Lillo ‘muere’ a manos de un amigo

Juanma Lillo

La destitución de Lillo como entrenador del Almería era una muerte anunciada. Él lo sabía, por eso dijo esta semana que el tiro ya se lo habían pegado hacía tiempo. Lo que no se esperaba Lillo era la forma de morir, acribillado sin contemplaciones. Y tuvo que ser ante el Barcelona de su amigo Guardiola.

El último recuerdo que se lleva Lillo de Almería es un equipo sin alma, deambulando por el campo, corriendo tras la pelota, arrollado por un rival infinitamente superior desde el minuto uno al noventa. Lillo, consciente de que una derrota lo echaría del banquillo, no esperaba algo así. Una humillación tan grande será difícil de olvidar, sobre todo si te la infringe tu amigo íntigo, tu alumno más aventajado. Pero en el campo no hay amigos, solamente hay profesionales que se deben a unos colores, cosa que olvidaron los jugadores del Almería, que no estuvieron a la altura de esa camiseta.

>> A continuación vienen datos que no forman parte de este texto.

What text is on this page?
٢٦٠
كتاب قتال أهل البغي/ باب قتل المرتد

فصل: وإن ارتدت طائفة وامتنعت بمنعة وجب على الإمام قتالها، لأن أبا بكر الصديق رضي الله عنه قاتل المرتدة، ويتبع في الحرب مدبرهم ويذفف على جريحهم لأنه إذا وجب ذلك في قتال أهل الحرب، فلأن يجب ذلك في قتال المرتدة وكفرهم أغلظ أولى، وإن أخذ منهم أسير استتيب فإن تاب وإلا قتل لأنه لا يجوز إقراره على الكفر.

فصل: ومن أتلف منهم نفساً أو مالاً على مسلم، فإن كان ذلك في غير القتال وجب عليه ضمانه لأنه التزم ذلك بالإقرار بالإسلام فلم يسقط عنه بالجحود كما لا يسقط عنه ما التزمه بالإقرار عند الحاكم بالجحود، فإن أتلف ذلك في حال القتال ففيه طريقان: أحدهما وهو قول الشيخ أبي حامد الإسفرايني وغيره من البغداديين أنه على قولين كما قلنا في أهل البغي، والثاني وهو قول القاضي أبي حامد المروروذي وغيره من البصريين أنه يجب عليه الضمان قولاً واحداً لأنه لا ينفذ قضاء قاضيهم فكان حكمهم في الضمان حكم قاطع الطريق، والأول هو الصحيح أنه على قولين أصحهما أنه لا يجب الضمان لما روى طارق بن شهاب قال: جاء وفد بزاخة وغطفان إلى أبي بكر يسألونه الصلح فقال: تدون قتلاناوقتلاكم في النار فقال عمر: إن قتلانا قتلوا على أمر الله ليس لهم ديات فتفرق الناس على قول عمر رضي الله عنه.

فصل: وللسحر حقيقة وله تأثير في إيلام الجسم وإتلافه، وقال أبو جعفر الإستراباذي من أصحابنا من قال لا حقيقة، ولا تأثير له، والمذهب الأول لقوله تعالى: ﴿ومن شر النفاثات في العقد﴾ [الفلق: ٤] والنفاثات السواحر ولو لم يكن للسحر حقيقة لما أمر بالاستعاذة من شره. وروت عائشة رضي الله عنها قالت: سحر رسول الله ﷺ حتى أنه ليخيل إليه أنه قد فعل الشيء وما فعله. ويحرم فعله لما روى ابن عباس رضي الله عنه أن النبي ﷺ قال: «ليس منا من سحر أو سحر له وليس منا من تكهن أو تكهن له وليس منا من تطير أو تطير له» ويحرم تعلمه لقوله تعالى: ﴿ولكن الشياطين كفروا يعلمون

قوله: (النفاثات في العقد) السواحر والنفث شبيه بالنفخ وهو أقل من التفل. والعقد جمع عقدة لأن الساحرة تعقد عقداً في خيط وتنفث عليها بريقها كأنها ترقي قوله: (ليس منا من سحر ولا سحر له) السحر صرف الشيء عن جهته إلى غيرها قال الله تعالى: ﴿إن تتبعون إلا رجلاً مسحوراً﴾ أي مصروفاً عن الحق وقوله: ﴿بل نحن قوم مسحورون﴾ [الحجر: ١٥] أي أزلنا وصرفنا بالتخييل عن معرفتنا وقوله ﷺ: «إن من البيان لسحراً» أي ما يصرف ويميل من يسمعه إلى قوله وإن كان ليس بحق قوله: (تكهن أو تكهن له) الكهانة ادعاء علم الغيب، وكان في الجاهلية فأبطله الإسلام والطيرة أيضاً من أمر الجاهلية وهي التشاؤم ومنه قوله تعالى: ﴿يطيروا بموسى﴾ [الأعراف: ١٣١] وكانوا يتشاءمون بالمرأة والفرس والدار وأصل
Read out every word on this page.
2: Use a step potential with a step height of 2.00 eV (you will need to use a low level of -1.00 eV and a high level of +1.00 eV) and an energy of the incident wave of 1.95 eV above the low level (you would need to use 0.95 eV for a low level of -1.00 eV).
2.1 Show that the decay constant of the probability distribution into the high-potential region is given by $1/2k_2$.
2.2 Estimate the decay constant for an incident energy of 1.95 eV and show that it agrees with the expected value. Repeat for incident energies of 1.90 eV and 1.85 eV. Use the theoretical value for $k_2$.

El Barça te puede ganar en cualquier partido, pero hay formas y formas de perder. Ni en las peores pesadillas de Lillo entraba este contundente 0-8 en el marcador. Un resultado que le ha ‘matado’ a manos de su amigo Guardiola. Por cierto, un Guardiola que se ha pasado toda la semana no queriendo pensar en el Clásico, pero que sí que ha pensado, por eso quedó a Piqué en el banquillo, donde ya no se sentará Lillo. Y con este pareado, doy por cerrado lo que he contado.